Publié à l'origine sur la Bourse au quotidien.fr
Pronostiquer ce que pourrait être le comportement boursier de Tesla (NASDAQ:TSLA) est devenu un exercice dangereux. Le constructeur californien de voitures électriques n’a en effet de cesse de défier les lois de la gravité et de repousser les limites de la rationalité.
Son fondateur, le fantasque milliardaire Elon Musk, s’y était tout de même risqué au printemps dernier (cf. la flèche rose sur le graphique ci-après). Fait rarissime dans l’univers boursier : le patron d’une grande entreprise cotée mettait alors en garde la communauté financière face à ce qui lui semblait une valorisation excessive.
Le titre cotait à l’époque autour de 700 $. Quelques mois plus tard, le voilà proche des… 2 100 $, soit un impressionnant triplement de valeur. A croire qu’Elon Musk savait quelque chose que le marché ignorait (et s’est bien gardé de le dire), ou que les opérateurs sont en train de commettre une grave erreur d’appréciation.
Quoi qu’il en soit, l’action Tesla affiche un gain impressionnant de… 390% depuis le début de l’année, un décollage qui ne saurait être imputé à une amélioration des résultats financiers ou à un relèvement des perspectives. Le chiffre d’affaires a même reculé et le bénéfice net est resté stable entre le 31 décembre et le 30 juin dernier.
Afin de tenter de comprendre ce qui est en train de se passer, il nous faut en fait regarder la façon dont tournent les rouages de la finance 2.0… et comment elle peut pousser la valorisation de certaines entreprises sur des niveaux littéralement ubuesques.
Merci les GAFAM !
Rappelons pour commencer que Tesla fait partie des indices Nasdaq 100 et Nasdaq Composite, aujourd’hui « cornaqués » par les GAFAM. Si l’un d’entre eux annonce de bons résultats, mécaniquement, lesdits indices montent. Dès lors, les gérants de fonds, trackers et autres produits indiciels sont obligés d’acheter du Tesla pour suivre les indices en respectant leur composition.

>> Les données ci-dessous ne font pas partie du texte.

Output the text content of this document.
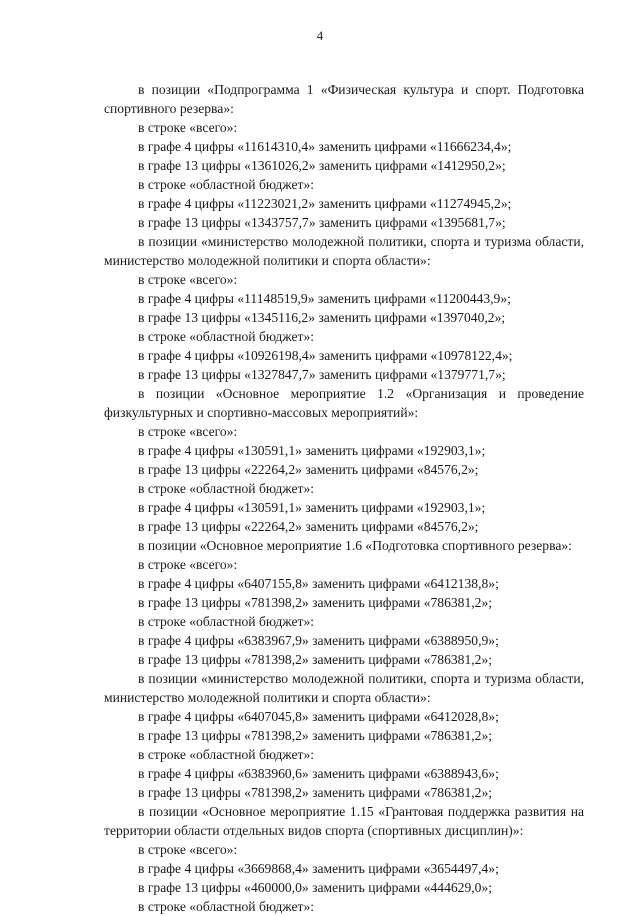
4

в позиции «Подпрограмма 1 «Физическая культура и спорт. Подготовка спортивного резерва»:

в строке «всего»:

в графе 4 цифры «11614310,4» заменить цифрами «11666234,4»;

в графе 13 цифры «1361026,2» заменить цифрами «1412950,2»;

в строке «областной бюджет»:

в графе 4 цифры «11223021,2» заменить цифрами «11274945,2»;

в графе 13 цифры «1343757,7» заменить цифрами «1395681,7»;

в позиции «министерство молодежной политики, спорта и туризма области, министерство молодежной политики и спорта области»:

в строке «всего»:

в графе 4 цифры «11148519,9» заменить цифрами «11200443,9»;

в графе 13 цифры «1345116,2» заменить цифрами «1397040,2»;

в строке «областной бюджет»:

в графе 4 цифры «10926198,4» заменить цифрами «10978122,4»;

в графе 13 цифры «1327847,7» заменить цифрами «1379771,7»;

в позиции «Основное мероприятие 1.2 «Организация и проведение физкультурных и спортивно-массовых мероприятий»:

в строке «всего»:

в графе 4 цифры «130591,1» заменить цифрами «192903,1»;

в графе 13 цифры «22264,2» заменить цифрами «84576,2»;

в строке «областной бюджет»:

в графе 4 цифры «130591,1» заменить цифрами «192903,1»;

в графе 13 цифры «22264,2» заменить цифрами «84576,2»;

в позиции «Основное мероприятие 1.6 «Подготовка спортивного резерва»:

в строке «всего»:

в графе 4 цифры «6407155,8» заменить цифрами «6412138,8»;

в графе 13 цифры «781398,2» заменить цифрами «786381,2»;

в строке «областной бюджет»:

в графе 4 цифры «6383967,9» заменить цифрами «6388950,9»;

в графе 13 цифры «781398,2» заменить цифрами «786381,2»;

в позиции «министерство молодежной политики, спорта и туризма области, министерство молодежной политики и спорта области»:

в графе 4 цифры «6407045,8» заменить цифрами «6412028,8»;

в графе 13 цифры «781398,2» заменить цифрами «786381,2»;

в строке «областной бюджет»:

в графе 4 цифры «6383960,6» заменить цифрами «6388943,6»;

в графе 13 цифры «781398,2» заменить цифрами «786381,2»;

в позиции «Основное мероприятие 1.15 «Грантовая поддержка развития на территории области отдельных видов спорта (спортивных дисциплин)»:

в строке «всего»:

в графе 4 цифры «3669868,4» заменить цифрами «3654497,4»;

в графе 13 цифры «460000,0» заменить цифрами «444629,0»;

в строке «областной бюджет»:
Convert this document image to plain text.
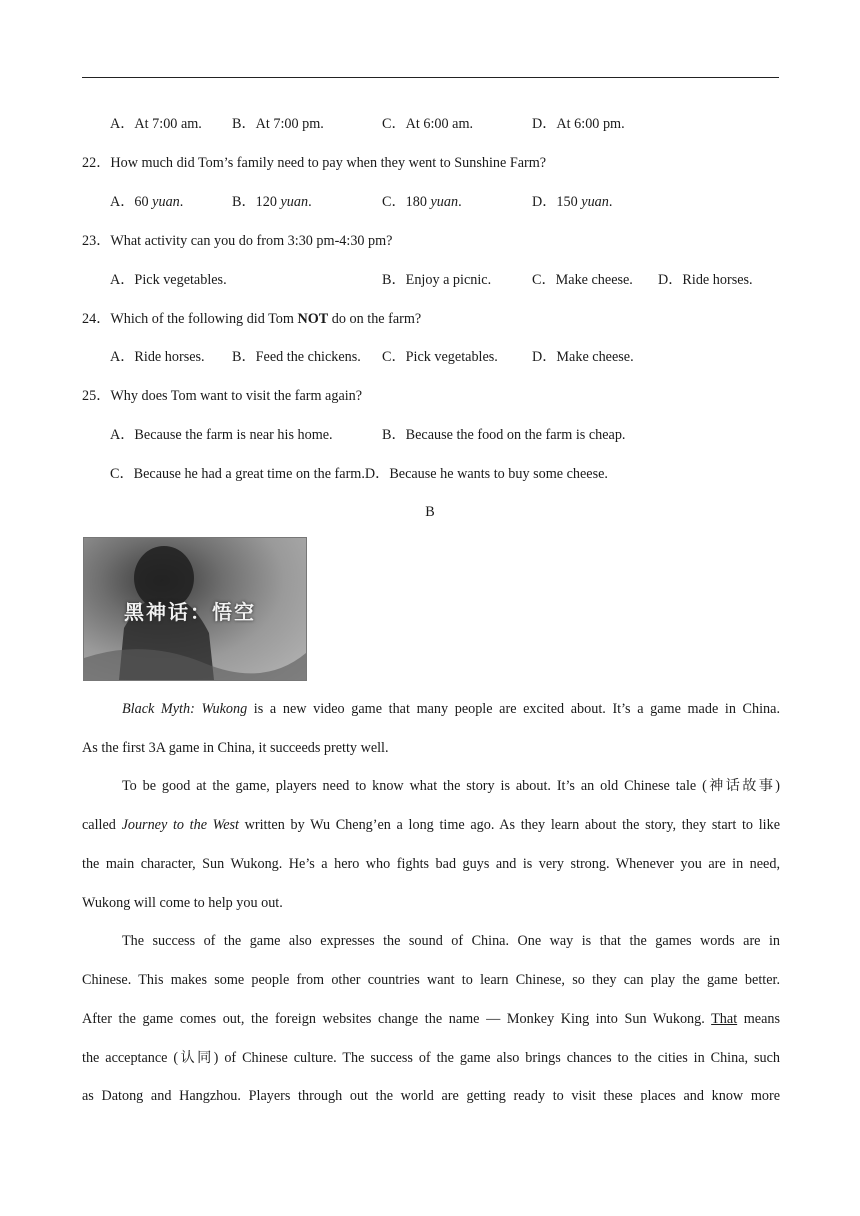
A．At 7:00 am. B．At 7:00 pm.	C．At 6:00 am.	D．At 6:00 pm.
22．How much did Tom’s family need to pay when they went to Sunshine Farm?
A．60 yuan.	B．120 yuan.	C．180 yuan.	D．150 yuan.
23．What activity can you do from 3:30 pm-4:30 pm?
A．Pick vegetables.	B．Enjoy a picnic.	C．Make cheese. D．Ride horses.
24．Which of the following did Tom NOT do on the farm?
A．Ride horses. B．Feed the chickens. C．Pick vegetables. D．Make cheese.
25．Why does Tom want to visit the farm again?
A．Because the farm is near his home.	B．Because the food on the farm is cheap.
C．Because he had a great time on the farm.D．Because he wants to buy some cheese.
B
黑神话：悟空
Black Myth: Wukong is a new video game that many people are excited about. It’s a game made in China.
As the first 3A game in China, it succeeds pretty well.
To be good at the game, players need to know what the story is about. It’s an old Chinese tale (神话故事)
called Journey to the West written by Wu Cheng’en a long time ago. As they learn about the story, they start to like
the main character, Sun Wukong. He’s a hero who fights bad guys and is very strong. Whenever you are in need,
Wukong will come to help you out.
The success of the game also expresses the sound of China. One way is that the games words are in
Chinese. This makes some people from other countries want to learn Chinese, so they can play the game better.
After the game comes out, the foreign websites change the name — Monkey King into Sun Wukong. That means
the acceptance (认同) of Chinese culture. The success of the game also brings chances to the cities in China, such
as Datong and Hangzhou. Players through out the world are getting ready to visit these places and know more
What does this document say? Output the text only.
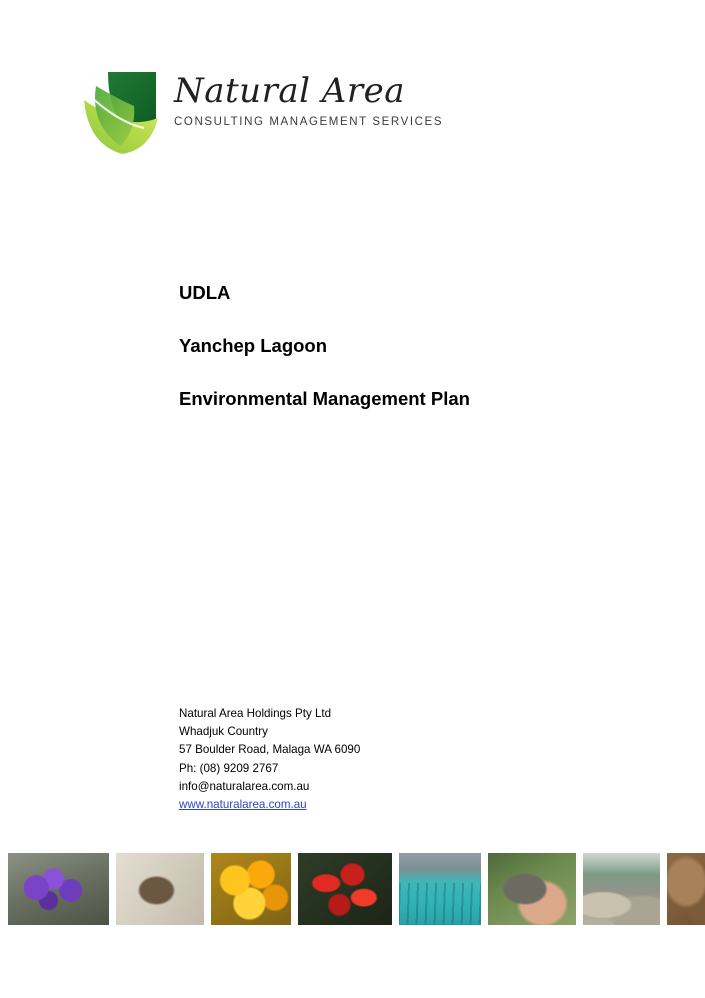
Natural Area
CONSULTING MANAGEMENT SERVICES
UDLA
Yanchep Lagoon
Environmental Management Plan
Natural Area Holdings Pty Ltd
Whadjuk Country
57 Boulder Road, Malaga WA 6090
Ph: (08) 9209 2767
info@naturalarea.com.au
www.naturalarea.com.au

Afin d’étayer mon propos, je vous soumets un autre exemple. Quand on achète un ETF qui réplique le CAC40, on achète aussi bien du LVMH (PA:LVMH) que du Renault (PA:RENA). De même, acheter un tracker sur des pommes supposerait d’acheter l’ensemble de l’étalage, aussi bien des pommes mûres et juteuses que des pommes pourries.
Tout cela pour dire qu’avec les produits de gestion « passive » ou indicielle qui ont déferlé sur le marché ces dernières années, vous achetez tout un indice ou un secteur d’un seul « clic », et donc aussi bien les bons et mauvais élèves qui le constituent.
Une véritable aubaine pour Tesla, qui a largement profité des excellentes performances des GAFAM, lesquelles ont fait naître un important flux d’achat sur le constructeur. Et même si son dirigeant tire la sonnette d’alarme, le marché est pour ainsi dire contraint de suivre.
Cerise sur le gâteau, Tesla est parvenu, certes non sans mal, à aligner quatre trimestres de rentabilité, ce qui lui permettrait d’entrer dans la composition du S&P500. Si cette tendance à la profitabilité devait se confirmer, ce qui est probable, les trackers et gestions passives ciblant l’indice élargi américain devraient suivre et acheter à leur tour du Tesla.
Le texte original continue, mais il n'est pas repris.